The younger siblings that try to force themselves into “the game” are much more influenced by Hollywood and commercial Hip-Hop than by their older siblings who are selling. Movies and rap music that glorify and sensationalize sex, violence, gang-banging, etc… in the inner-city, especially black neighborhoods, has made multi billions and billions of dollars over the past 30 or so years. What people don’t realize is that there is a wealth of evidence that crime-, drug- and prison-glorifying commercial hip-hop outsells other more conscience, message-driven hip-hop because it receives so much more exposure and financial backing. Black-owned record labels and artists become pawns of investors of mass media complex. Check out this video from about 10 years ago from Dee-1 who breaks down what I’m talking about. He goes after artists such as 50 Cent, Lil Wayne, and Jay-Z (the top artists 10 years ago) for negatively poisoning black culture while going after the corporate mass media and music complex that selectively give platforms to only the black hip-hop artists that rap and sensationalize the violence and gangter/drug life of the ‘hood. https://www.youtube.com/watch?v=P1IGfv8zSgw
Here’s the lyrics if you’re not into Hip-Hop, but I’d still encourage you to watch it. Its artistry genius.https://genius.com/Dee-1-jay-50-and-weezy-lyrics
Joel, thank you for showing the contrast between Hollywood’s portrayal of the inner city and reality.
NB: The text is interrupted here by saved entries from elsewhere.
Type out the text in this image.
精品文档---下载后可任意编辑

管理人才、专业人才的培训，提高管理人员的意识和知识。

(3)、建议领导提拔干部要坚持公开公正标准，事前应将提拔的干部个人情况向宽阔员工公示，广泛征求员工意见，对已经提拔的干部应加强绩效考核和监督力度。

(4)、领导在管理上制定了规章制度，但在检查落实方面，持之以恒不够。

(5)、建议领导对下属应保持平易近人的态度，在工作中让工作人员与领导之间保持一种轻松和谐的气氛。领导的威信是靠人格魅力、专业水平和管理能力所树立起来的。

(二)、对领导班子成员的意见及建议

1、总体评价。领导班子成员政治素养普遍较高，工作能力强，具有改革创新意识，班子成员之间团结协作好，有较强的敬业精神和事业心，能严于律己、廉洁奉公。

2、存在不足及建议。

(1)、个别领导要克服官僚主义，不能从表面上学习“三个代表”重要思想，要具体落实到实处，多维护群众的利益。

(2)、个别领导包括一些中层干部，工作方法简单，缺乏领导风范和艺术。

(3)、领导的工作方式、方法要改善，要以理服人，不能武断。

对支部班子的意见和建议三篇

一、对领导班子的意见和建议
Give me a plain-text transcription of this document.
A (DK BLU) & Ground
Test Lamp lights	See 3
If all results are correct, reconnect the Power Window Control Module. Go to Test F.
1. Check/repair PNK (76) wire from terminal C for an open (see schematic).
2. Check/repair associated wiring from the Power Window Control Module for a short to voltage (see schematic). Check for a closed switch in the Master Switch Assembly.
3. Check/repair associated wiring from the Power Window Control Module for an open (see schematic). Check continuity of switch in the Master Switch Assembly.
This does not surprise me when I look at how Christians and farmers are often misrepresented in Hollywood- let us not forget how Republicans are misrepresented as well. What a reminder that we should not get our biases from the TV screen.
Most drug dealers … are caught in a survival hamster wheel that they think its the only way to make enough money to survive. The majority of dealers that I know work a job where most of their money went to child support and then sell drugs to pay rent and put food on the table.
Exaclty the point. People will do what they think will help them survive and, if possible, prosper. That might be a meager existence or it might be lavish for the few who can get there. Regardless, my point is that, “Don’t do what I’m doing simply doesn’t work as advice to kids.”